The mammoths’ return: scientist predicts ‘de-extinction’ of long-lost animals

Genetic techniques will make it possible to bring extinct species back to life, conference told

If cloning a mammoth was to become possible, a living cell would be necessary “to jump-start cellular specialisation and development”, Prof Beth Shapiro told the Schrodinger at 75 conference in Dublin.

If cloning a mammoth was to become possible, a living cell would be necessary “to jump-start cellular specialisation and development”, Prof Beth Shapiro told the Schrodinger at 75 conference in Dublin.

 

It is not yet possible to clone a mammoth and bring it back to life but the use of advanced genetic techniques will make it possible to achieve “de-extinction” of species across the world, evolutionary biologist Prof Beth Shapiro has predicted.

While extinction has always happened, it is now occurring at 22 times above the normal rate as the world enters its “sixth extinction period”, due to human effects on the environment, she warned.

Addressing the Schrödinger at 75 conference in Dublin, Prof Shapiro said there had been a 50 per cent decline of species during a relatively-short period - while 41,000 species were currently on the endangered list.

However, it was possible to slow down extinction through conservation and preservation of habitats. Further progress was being made by “genetic rescue” through identifying threatened populations, and then deploying what are known as “de-extinction” strategies.

This combination of approaches was helping to arrest the decline of pumas, mountain lions and panthers in North and South America. Using radio-tracking of animals and genomic sequencing it was possible to identify isolated populations in decline due to the effects of inbreeding and then to reconstruct their “evolutionary history”.

Genetic technology was also very useful, for example, where there was only one population of a species left in the world, as was the case with black-footed ferrets in the US, she said.

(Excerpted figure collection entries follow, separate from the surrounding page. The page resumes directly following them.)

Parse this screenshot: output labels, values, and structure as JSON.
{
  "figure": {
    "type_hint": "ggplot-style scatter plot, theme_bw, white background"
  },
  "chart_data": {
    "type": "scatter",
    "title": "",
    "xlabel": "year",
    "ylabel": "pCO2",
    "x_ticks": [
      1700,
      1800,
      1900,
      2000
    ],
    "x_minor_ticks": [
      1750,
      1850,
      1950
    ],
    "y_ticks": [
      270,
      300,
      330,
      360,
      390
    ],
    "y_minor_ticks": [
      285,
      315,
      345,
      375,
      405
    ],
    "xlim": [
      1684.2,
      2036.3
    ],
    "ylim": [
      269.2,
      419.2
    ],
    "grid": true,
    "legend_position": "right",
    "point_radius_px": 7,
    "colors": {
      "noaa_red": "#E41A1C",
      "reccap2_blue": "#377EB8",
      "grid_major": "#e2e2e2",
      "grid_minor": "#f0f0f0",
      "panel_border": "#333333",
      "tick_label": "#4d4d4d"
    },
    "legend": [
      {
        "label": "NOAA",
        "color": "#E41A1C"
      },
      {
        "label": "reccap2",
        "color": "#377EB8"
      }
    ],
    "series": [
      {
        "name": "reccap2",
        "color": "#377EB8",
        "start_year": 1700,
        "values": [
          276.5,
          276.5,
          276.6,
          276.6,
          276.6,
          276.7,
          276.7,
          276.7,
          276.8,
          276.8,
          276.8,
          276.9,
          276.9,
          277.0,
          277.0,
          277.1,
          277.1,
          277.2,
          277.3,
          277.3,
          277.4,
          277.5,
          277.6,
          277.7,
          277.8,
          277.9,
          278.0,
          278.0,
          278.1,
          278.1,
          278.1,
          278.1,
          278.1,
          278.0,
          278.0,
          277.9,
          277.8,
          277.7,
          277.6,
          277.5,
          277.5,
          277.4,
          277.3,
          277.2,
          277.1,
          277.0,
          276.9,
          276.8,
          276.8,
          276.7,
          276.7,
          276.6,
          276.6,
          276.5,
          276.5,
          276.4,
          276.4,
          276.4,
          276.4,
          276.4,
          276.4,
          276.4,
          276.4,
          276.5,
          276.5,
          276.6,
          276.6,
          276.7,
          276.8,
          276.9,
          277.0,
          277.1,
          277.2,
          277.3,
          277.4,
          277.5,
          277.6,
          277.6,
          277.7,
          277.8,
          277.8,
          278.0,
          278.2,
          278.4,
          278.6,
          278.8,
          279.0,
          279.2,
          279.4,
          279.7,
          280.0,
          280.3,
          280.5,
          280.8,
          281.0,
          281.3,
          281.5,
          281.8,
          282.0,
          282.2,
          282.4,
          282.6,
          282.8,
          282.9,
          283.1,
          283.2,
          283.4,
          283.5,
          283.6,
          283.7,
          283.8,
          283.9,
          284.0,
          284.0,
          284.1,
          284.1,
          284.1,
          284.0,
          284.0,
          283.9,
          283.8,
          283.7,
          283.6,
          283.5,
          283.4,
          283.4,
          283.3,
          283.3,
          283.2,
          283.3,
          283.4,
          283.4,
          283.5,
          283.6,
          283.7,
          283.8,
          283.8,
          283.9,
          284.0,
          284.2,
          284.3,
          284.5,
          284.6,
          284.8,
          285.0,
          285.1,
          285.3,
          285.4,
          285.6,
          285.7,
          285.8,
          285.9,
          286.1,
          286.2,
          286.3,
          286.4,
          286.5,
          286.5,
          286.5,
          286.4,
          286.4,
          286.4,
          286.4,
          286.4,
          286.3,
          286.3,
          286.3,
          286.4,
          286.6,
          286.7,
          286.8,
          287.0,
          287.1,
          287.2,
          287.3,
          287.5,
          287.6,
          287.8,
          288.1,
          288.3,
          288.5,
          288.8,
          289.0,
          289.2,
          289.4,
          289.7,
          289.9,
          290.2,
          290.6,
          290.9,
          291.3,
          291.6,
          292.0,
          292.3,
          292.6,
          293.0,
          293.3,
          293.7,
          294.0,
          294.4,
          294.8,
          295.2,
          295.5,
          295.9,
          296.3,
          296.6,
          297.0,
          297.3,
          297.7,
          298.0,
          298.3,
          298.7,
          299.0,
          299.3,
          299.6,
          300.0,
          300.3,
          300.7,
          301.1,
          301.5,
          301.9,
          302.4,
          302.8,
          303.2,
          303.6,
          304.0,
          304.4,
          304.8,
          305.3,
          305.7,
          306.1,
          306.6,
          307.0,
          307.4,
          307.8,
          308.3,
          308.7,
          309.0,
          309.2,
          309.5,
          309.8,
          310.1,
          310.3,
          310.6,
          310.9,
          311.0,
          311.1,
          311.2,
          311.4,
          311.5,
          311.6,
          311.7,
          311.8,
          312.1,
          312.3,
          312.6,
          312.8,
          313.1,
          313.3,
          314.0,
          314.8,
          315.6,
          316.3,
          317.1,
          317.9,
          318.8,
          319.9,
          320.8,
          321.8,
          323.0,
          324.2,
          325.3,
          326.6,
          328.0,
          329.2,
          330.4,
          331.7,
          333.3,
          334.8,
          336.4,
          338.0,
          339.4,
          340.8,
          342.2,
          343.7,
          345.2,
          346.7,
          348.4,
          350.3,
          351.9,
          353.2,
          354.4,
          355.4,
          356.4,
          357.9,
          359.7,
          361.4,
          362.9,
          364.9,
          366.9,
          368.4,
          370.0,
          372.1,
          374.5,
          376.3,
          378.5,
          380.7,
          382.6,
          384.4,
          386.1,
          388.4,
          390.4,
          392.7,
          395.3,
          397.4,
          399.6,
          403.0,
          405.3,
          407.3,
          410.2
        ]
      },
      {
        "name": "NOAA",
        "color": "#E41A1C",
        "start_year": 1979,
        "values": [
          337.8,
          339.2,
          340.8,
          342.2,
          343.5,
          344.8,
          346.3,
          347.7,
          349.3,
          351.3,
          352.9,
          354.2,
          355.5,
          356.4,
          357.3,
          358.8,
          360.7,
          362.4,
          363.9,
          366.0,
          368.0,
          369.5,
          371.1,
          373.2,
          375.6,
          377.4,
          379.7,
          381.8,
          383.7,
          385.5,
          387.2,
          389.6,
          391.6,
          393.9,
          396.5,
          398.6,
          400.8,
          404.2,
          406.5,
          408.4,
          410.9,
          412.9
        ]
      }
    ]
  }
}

By looking at the genome of an extinct population, preserved by freezing of samples, it was possible to identify genetic differences and to “insert diversity” back into animals - and to increase their chances of survival. It was also possible to identify “cousins” – ie, related species – that were resistant to disease such as plague. This raised the distinct possibility of identifying genes that confer disease resistance and introducing them into the ferret’s genome.

Gene modification technology had helped the American chestnut tree resist blight using wheat genes, she said. This life-sustaining technology may soon help coral reefs threatened by global warming take on “heat resistance” abilities.

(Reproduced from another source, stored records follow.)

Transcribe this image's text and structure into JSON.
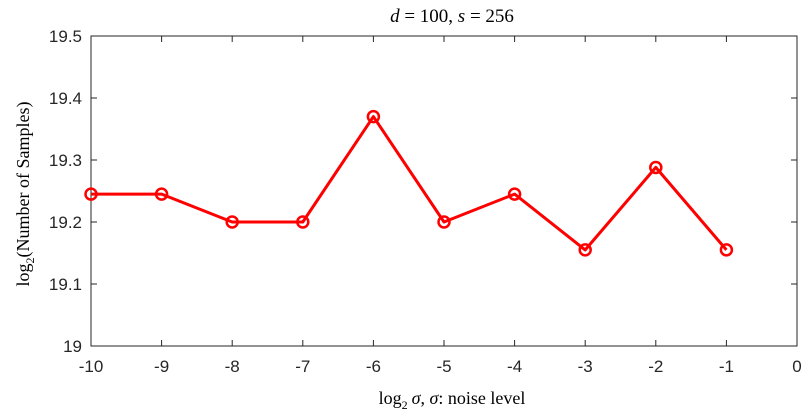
{
  "chart_data": {
    "type": "line",
    "title": {
      "d_sym": "d",
      "d_val": " = 100, ",
      "s_sym": "s",
      "s_val": " = 256"
    },
    "xlabel": {
      "log": "log",
      "base": "2",
      "sym1": "σ",
      "mid": ", ",
      "sym2": "σ",
      "tail": ": noise level"
    },
    "ylabel": {
      "log": "log",
      "base": "2",
      "text": "(Number of Samples)"
    },
    "xlim": [
      -10,
      0
    ],
    "ylim": [
      19,
      19.5
    ],
    "xticks": [
      -10,
      -9,
      -8,
      -7,
      -6,
      -5,
      -4,
      -3,
      -2,
      -1,
      0
    ],
    "xtick_labels": [
      "-10",
      "-9",
      "-8",
      "-7",
      "-6",
      "-5",
      "-4",
      "-3",
      "-2",
      "-1",
      "0"
    ],
    "yticks": [
      19,
      19.1,
      19.2,
      19.3,
      19.4,
      19.5
    ],
    "ytick_labels": [
      "19",
      "19.1",
      "19.2",
      "19.3",
      "19.4",
      "19.5"
    ],
    "grid": false,
    "series": [
      {
        "color": "#ff0000",
        "marker": "circle",
        "x": [
          -10,
          -9,
          -8,
          -7,
          -6,
          -5,
          -4,
          -3,
          -2,
          -1
        ],
        "y": [
          19.245,
          19.245,
          19.2,
          19.2,
          19.37,
          19.2,
          19.245,
          19.155,
          19.288,
          19.155
        ]
      }
    ]
  }
}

If cloning a mammoth was to become possible, a living cell would be necessary “to jump-start cellular specialisation and development”, Prof Shapiro said. If that was somehow realisable the big issue then would be where to place “de-extinct” species on the planet.

The global focus should instead be on endangered species, she believed. There were risks in using “genomics and scary biotech” but they were worth taking if they worked in changing many reports of species extinction to one good story of “de-extinction”.